И действительно показал…

Глава 3

Первый раз под настоящим огнем его видели на Дунае 6-го июня. В четырех верстах от Журжева к востоку – казачья вышка и построенная саперами хижина. Тут стоял пикет, а около лагерь-30-го донского казачьего полка, сотня пластунов и небольшой отряд саперов. Это место называлось – Малоружем. Напротив на турецкой стороне Дуная – холм с сильным фортом, от которого вплоть до Рущука тянулся фронт хорошо вооруженных батарей. Оттуда на наш берег в Малоруж стреляли беспрестанно. Турки почему-то особенно невзлюбили это место – совершенно достаточная причина, чтобы его полюбил М.Д. Скобелев, ежедневно предпринимавший сюда поездки. Вся местность тут была изрыта турецкими снарядами – Скобелев живо приучил здешние войска не бояться гранат, и даже молодые солдаты уже считали постыдным кланяться туркам под выстрелами… Саперы рылись здесь как кроты, выдвигая батарею за батареей, и любоваться на их работы очень любил покойный. В день, о котором мы рассказываем, – съехалась к пластунам целая компания корреспондентов русских газет. Гг. Федоров, Каразин и я. Пластунский лагерь весь состоял из рваных бурок, подвешенных на колья; палаток не полагалось этим молодцам, щеголявшим только своим оружием. Целый день рассказывали нам о характерных выходках Баштанникова (обезглавленного потом на Шипке турками, измучившими предварительно этого храброго и симпатичного офицера-пластуна) – любимца Скобелева. Баштанников вместе с молодым генералом от нечего делать придумывали всевозможные штуки. То они бывало наберут хворосту и, связав его наподобие челна, поверх сажают сноп, как будто казака в бурке, воткнут в него жердь, которая должна изображать пику, и пустят по течению Дуная. Турки присматриваются, присматриваются и вдруг по воображаемому пловцу откроют огонь – да всем берегом. Тысячи глупых выстрелов летят в пространство, разбуженные ими турки в лагерях выбегают, начинается тревога… Случалось, что по таким снопам хвороста били даже турецкие батареи. А то нароют на берегу за ночь земли, свяжут солому вроде медных пушек, да и вставят в импровизированные амбразуры. Турки, увидев отражение первых солнечных лучей на золотистых снопах, открывают самый озлобленный огонь, тратят массы снарядов по этим новым, якобы за ночь выстроенным русскими, батареям… Ночью Скобелев вместе с пластунами зачастую переправлялся на ту сторону к туркам и хозяйничал у них вволю, удовлетворяя, таким образом, потребностям своей непоседливой и неугомонной натуры…
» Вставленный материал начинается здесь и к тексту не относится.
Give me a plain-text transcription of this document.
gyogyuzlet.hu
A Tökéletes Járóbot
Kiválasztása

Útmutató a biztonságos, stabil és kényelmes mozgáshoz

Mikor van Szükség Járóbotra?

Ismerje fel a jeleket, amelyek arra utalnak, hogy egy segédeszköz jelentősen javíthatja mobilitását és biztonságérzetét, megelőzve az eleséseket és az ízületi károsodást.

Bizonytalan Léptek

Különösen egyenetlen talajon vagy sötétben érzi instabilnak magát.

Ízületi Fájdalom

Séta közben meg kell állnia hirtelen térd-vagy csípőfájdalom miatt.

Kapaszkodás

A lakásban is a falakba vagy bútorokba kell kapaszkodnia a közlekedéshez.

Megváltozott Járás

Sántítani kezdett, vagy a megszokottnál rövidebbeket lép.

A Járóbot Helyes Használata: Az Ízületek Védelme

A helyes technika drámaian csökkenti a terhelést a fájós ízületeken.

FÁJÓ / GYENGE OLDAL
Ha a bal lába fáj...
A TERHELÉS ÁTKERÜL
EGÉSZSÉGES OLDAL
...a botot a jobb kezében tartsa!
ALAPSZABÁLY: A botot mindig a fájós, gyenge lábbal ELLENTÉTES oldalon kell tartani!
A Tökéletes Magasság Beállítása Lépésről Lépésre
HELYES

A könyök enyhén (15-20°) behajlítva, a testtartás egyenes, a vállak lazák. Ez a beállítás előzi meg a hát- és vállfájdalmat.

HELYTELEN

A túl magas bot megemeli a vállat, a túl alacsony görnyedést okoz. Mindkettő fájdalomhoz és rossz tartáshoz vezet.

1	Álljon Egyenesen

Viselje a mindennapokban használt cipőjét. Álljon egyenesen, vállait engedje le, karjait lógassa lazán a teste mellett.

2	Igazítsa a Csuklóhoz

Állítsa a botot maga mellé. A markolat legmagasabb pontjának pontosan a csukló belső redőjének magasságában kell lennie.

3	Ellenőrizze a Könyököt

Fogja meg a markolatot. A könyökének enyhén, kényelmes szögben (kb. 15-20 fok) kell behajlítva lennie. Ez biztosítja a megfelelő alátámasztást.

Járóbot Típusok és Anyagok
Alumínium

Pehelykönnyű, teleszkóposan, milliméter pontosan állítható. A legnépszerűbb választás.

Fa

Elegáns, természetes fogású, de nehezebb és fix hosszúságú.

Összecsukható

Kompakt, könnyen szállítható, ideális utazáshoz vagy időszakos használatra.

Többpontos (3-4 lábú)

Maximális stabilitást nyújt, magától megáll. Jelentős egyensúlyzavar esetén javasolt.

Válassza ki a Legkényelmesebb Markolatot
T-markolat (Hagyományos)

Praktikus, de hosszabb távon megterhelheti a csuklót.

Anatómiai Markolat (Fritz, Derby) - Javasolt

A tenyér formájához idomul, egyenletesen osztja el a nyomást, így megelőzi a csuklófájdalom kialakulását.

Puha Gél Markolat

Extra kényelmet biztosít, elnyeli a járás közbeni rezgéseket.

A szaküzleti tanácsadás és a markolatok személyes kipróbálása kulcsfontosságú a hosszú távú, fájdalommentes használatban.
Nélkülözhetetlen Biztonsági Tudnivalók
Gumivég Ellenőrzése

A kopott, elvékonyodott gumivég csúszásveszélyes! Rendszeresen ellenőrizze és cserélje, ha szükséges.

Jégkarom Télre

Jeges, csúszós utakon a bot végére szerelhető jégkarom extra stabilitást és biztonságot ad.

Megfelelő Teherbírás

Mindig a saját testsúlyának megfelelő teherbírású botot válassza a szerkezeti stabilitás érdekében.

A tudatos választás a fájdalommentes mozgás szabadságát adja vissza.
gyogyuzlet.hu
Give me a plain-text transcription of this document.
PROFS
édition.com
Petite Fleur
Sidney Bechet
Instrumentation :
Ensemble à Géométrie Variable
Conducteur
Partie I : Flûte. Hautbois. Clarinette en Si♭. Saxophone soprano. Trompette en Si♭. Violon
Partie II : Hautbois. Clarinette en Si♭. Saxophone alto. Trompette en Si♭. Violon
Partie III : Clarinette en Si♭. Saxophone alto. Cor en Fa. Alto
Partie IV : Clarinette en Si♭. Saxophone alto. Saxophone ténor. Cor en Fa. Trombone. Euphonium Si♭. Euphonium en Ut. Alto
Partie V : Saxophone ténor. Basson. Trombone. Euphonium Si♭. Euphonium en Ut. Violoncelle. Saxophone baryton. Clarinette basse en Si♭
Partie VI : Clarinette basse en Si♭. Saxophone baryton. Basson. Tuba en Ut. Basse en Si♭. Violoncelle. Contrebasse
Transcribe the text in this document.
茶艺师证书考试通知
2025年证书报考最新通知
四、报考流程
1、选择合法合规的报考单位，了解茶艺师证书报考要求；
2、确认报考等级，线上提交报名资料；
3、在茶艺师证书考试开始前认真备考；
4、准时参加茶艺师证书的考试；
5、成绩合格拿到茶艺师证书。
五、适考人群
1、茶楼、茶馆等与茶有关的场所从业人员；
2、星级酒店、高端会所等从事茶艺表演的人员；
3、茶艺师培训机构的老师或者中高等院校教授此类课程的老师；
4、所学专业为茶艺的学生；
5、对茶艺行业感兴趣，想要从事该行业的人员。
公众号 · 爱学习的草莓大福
– Это настоящий… Это – наш! – говорили пластуны о Скобелеве.

В ночь, о которой я рассказывал, пластуны, став в кружок, пели свои очень характерные, нигде до тех пор мною не слышанные, торжественно-меланхолические песни, напоминающие церковные мотивы. В сумерках южной ночи, когда вдалеке разгорались лагерные костры, а звезды все ярче и ярче мерцали с недосягаемой высоты, песни эти производили глубокое впечатление.

– Мало, мало старых пластунов! – вздыхал Баштанников, оглядывая своих.

– А новые разве плохи?

– Нет, не то… А к тем сердце приросло… Вместе по ночам крались к врагам, высиживали в засадах… Кто в могиле, а кто дома обабился!..


Потом стало их еще меньше… Это – редкий и специальный род войска – а их заставляли ходить в атаку, как пехотинцев. Турки почти всех их и перебили.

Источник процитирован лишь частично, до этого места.